314.Paragraph 1 amends section 193 of the 1996 Act removing the power of Ministers to exclude certain persons in Crown employment from many of the rights under that Act (with the exception of those rights created by the Public Interest Disclosure Act 1998).
315.Paragraph 2 repeals section 4(7) of 1996 Act which provides that a Minister of the Crown may direct that the proceedings of an employment tribunal must be heard and determined by the Employment Tribunal President alone.
316.Paragraph 3 substitutes a new section 10 into the Employment Tribunals Act 1996. The new section retains the national security defence to unfair dismissal complaints and complaints under section 146 of the 1992 Act. However, it removes the power of Ministers to conclusively certify that an act was done on grounds of national security. It also puts in place new safeguards to protect the interests of national security. Employment tribunal procedure regulations may enable Ministers of the Crown to direct, in the interests of national security, that Crown employment proceedings are heard by specially constituted tribunals. Ministers may direct that special procedures (as provided in the regulations) should apply, for example, excluding an applicant or his representative from all or part of proceedings, concealing the identity of a witness, or keeping secret all or parts of the reasons for a decision. Employment tribunals will also generally be able to order that these arrangements apply in cases involving national security where a direction has not been made by a Minister. The procedure regulations may make provision, where an applicant and his representative are excluded, for appointing a special advocate to represent the applicant’s interests and for the applicant or his representative to make a statement of his case before they are excluded.
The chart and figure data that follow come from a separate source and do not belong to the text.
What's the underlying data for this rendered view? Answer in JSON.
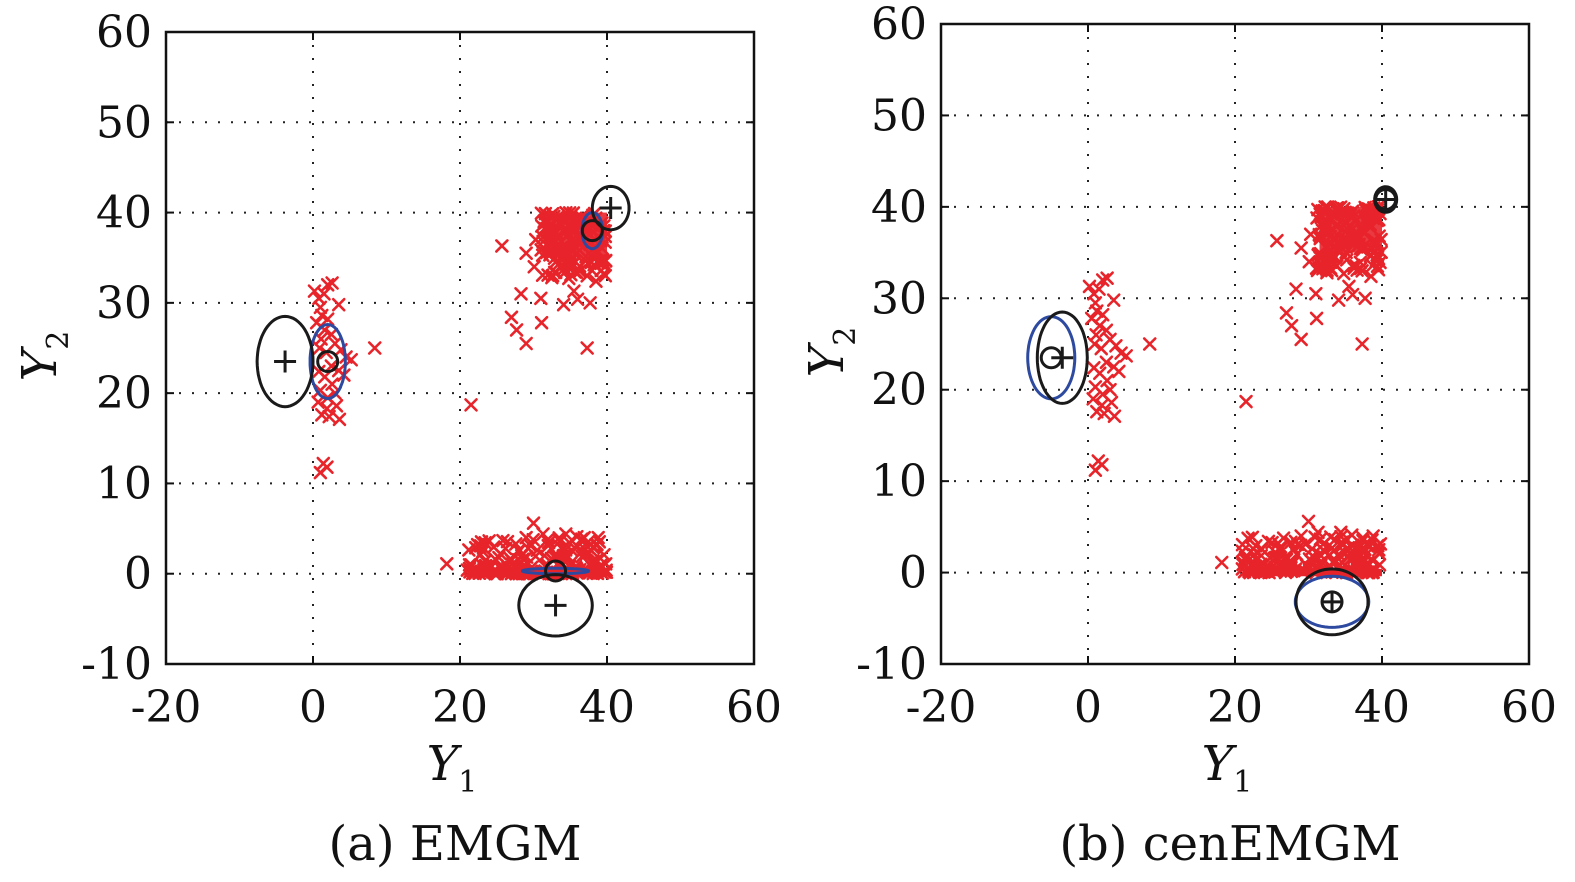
{
  "chart_data": [
    {
      "type": "scatter",
      "caption": "(a) EMGM",
      "xlabel": "Y",
      "xlabel_sub": "1",
      "ylabel": "Y",
      "ylabel_sub": "2",
      "xlim": [
        -20,
        60
      ],
      "ylim": [
        -10,
        60
      ],
      "xticks": [
        -20,
        0,
        20,
        40,
        60
      ],
      "yticks": [
        -10,
        0,
        10,
        20,
        30,
        40,
        50,
        60
      ],
      "xtick_labels": [
        "-20",
        "0",
        "20",
        "40",
        "60"
      ],
      "ytick_labels": [
        "-10",
        "0",
        "10",
        "20",
        "30",
        "40",
        "50",
        "60"
      ],
      "grid": "dotted",
      "colors": {
        "points": "#e8242b",
        "estimated": "#1a1a1a",
        "true": "#2d4aa0"
      },
      "components": [
        {
          "estimated_mean": [
            -3.8,
            23.5
          ],
          "estimated_radii": [
            3.8,
            5.0
          ],
          "true_mean": [
            2.0,
            23.5
          ],
          "true_radii": [
            2.4,
            4.1
          ]
        },
        {
          "estimated_mean": [
            33.0,
            -3.5
          ],
          "estimated_radii": [
            5.0,
            3.4
          ],
          "true_mean": [
            33.0,
            0.3
          ],
          "true_radii": [
            4.5,
            0.3
          ]
        },
        {
          "estimated_mean": [
            40.5,
            40.5
          ],
          "estimated_radii": [
            2.5,
            2.4
          ],
          "true_mean": [
            38.0,
            38.0
          ],
          "true_radii": [
            1.4,
            2.0
          ]
        }
      ]
    },
    {
      "type": "scatter",
      "caption": "(b) cenEMGM",
      "xlabel": "Y",
      "xlabel_sub": "1",
      "ylabel": "Y",
      "ylabel_sub": "2",
      "xlim": [
        -20,
        60
      ],
      "ylim": [
        -10,
        60
      ],
      "xticks": [
        -20,
        0,
        20,
        40,
        60
      ],
      "yticks": [
        -10,
        0,
        10,
        20,
        30,
        40,
        50,
        60
      ],
      "xtick_labels": [
        "-20",
        "0",
        "20",
        "40",
        "60"
      ],
      "ytick_labels": [
        "-10",
        "0",
        "10",
        "20",
        "30",
        "40",
        "50",
        "60"
      ],
      "grid": "dotted",
      "colors": {
        "points": "#e8242b",
        "estimated": "#1a1a1a",
        "true": "#2d4aa0"
      },
      "components": [
        {
          "estimated_mean": [
            -3.5,
            23.5
          ],
          "estimated_radii": [
            3.4,
            5.0
          ],
          "true_mean": [
            -5.0,
            23.5
          ],
          "true_radii": [
            3.2,
            4.5
          ]
        },
        {
          "estimated_mean": [
            33.2,
            -3.2
          ],
          "estimated_radii": [
            4.9,
            3.6
          ],
          "true_mean": [
            33.2,
            -3.2
          ],
          "true_radii": [
            5.0,
            2.8
          ]
        },
        {
          "estimated_mean": [
            40.5,
            40.8
          ],
          "estimated_radii": [
            1.5,
            1.4
          ],
          "true_mean": [
            40.5,
            40.8
          ],
          "true_radii": [
            1.4,
            1.3
          ]
        }
      ]
    }
  ],
  "observed_points": {
    "marker": "x",
    "left_cluster": [
      [
        0.2,
        31.3
      ],
      [
        0.8,
        30.5
      ],
      [
        1.5,
        31.0
      ],
      [
        2.0,
        32.0
      ],
      [
        1.0,
        29.5
      ],
      [
        2.6,
        32.2
      ],
      [
        1.2,
        28.6
      ],
      [
        0.5,
        27.8
      ],
      [
        2.0,
        28.2
      ],
      [
        1.6,
        27.0
      ],
      [
        3.5,
        29.8
      ],
      [
        1.1,
        26.0
      ],
      [
        2.5,
        26.5
      ],
      [
        0.9,
        25.0
      ],
      [
        3.0,
        25.5
      ],
      [
        1.8,
        24.5
      ],
      [
        4.5,
        24.0
      ],
      [
        3.8,
        24.8
      ],
      [
        5.2,
        23.7
      ],
      [
        2.5,
        23.0
      ],
      [
        8.4,
        25.0
      ],
      [
        3.5,
        22.5
      ],
      [
        0.8,
        22.4
      ],
      [
        1.6,
        21.8
      ],
      [
        2.6,
        21.0
      ],
      [
        4.2,
        22.0
      ],
      [
        1.0,
        20.3
      ],
      [
        2.0,
        19.5
      ],
      [
        3.0,
        20.0
      ],
      [
        0.7,
        19.0
      ],
      [
        1.9,
        18.3
      ],
      [
        3.2,
        18.6
      ],
      [
        1.2,
        17.6
      ],
      [
        2.2,
        17.4
      ],
      [
        3.6,
        17.1
      ],
      [
        1.4,
        12.2
      ],
      [
        1.0,
        11.2
      ],
      [
        1.9,
        11.8
      ]
    ],
    "top_cluster": [
      [
        25.7,
        36.3
      ],
      [
        30.3,
        37.0
      ],
      [
        29.0,
        35.5
      ],
      [
        30.1,
        34.0
      ],
      [
        28.3,
        31.0
      ],
      [
        27.0,
        28.4
      ],
      [
        27.7,
        27.0
      ],
      [
        29.0,
        25.5
      ],
      [
        31.1,
        27.8
      ],
      [
        31.0,
        30.5
      ],
      [
        32.5,
        32.8
      ],
      [
        33.0,
        34.5
      ],
      [
        32.3,
        35.6
      ],
      [
        33.4,
        36.5
      ],
      [
        34.1,
        29.8
      ],
      [
        35.5,
        31.3
      ],
      [
        36.0,
        30.4
      ],
      [
        37.7,
        30.0
      ],
      [
        34.8,
        32.7
      ],
      [
        35.2,
        34.2
      ],
      [
        36.3,
        33.5
      ],
      [
        37.3,
        33.0
      ],
      [
        38.5,
        32.4
      ],
      [
        39.4,
        34.5
      ],
      [
        34.0,
        38.0
      ],
      [
        35.0,
        39.4
      ],
      [
        31.8,
        39.0
      ],
      [
        36.5,
        36.8
      ],
      [
        37.3,
        25.0
      ],
      [
        21.5,
        18.7
      ]
    ],
    "bottom_cluster": [
      [
        18.2,
        1.1
      ],
      [
        21.0,
        0.4
      ],
      [
        23.5,
        0.9
      ],
      [
        24.8,
        1.6
      ],
      [
        25.5,
        2.2
      ],
      [
        26.2,
        2.8
      ],
      [
        27.0,
        1.5
      ],
      [
        27.6,
        3.3
      ],
      [
        28.4,
        2.0
      ],
      [
        29.0,
        4.0
      ],
      [
        29.6,
        3.1
      ],
      [
        30.0,
        5.6
      ],
      [
        30.5,
        2.6
      ],
      [
        31.3,
        4.4
      ],
      [
        32.0,
        3.1
      ],
      [
        32.8,
        1.9
      ],
      [
        33.6,
        3.6
      ],
      [
        34.4,
        4.4
      ],
      [
        35.2,
        2.6
      ],
      [
        35.9,
        4.1
      ],
      [
        36.6,
        1.9
      ],
      [
        37.4,
        3.5
      ],
      [
        38.1,
        2.9
      ],
      [
        38.8,
        4.0
      ],
      [
        39.6,
        2.1
      ],
      [
        28.0,
        2.6
      ],
      [
        31.5,
        2.0
      ],
      [
        34.1,
        2.0
      ],
      [
        36.0,
        3.0
      ]
    ],
    "censoring_bounds": {
      "top_block": {
        "x": [
          30,
          40
        ],
        "y": [
          30,
          40
        ]
      },
      "bottom_block": {
        "x": [
          21,
          40
        ],
        "y": [
          0,
          4
        ]
      }
    }
  }
}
317.New section 10A re-enacts the present section 10(2) and (3) of the Employment Tribunals Act 1996, which allow the tribunal to sit in private in certain circumstances.
318.Where a tribunal has been directed to conceal the identity of a witness or to keep secret all or part of the reasons for its decisions, new section 10B makes it an offence to publish anything likely to lead to the identification of the witness or the secret part of the reasons for its decision and sets out the penalty for such an offence.
319.Paragraph 4 provides that section 28(5) of the Employment Tribunals Act 1996 (which provides that a Minister of the Crown may direct that proceedings be heard and determined by the Employment Appeal Tribunal President alone) shall cease to have effect. Paragraph 5 provides (in a way similar to the provision made for employment tribunals), that a Minister of the Crown may direct that appeals in national security cases be heard by a specially constituted Appeal Tribunal and that special procedures are to be used, and for the appointment of a special advocate to represent the interests of an excluded person.
320.Paragraphs 6 and 7 remove the power of Ministers to issue certificates which are conclusive as to the fact that an act was done on grounds of national security for the purposes of the Race Relations Act 1976 and the Disability Discrimination Act 1995 respectively.
321.Sections 42 to 47 contain various general and consequential provisions.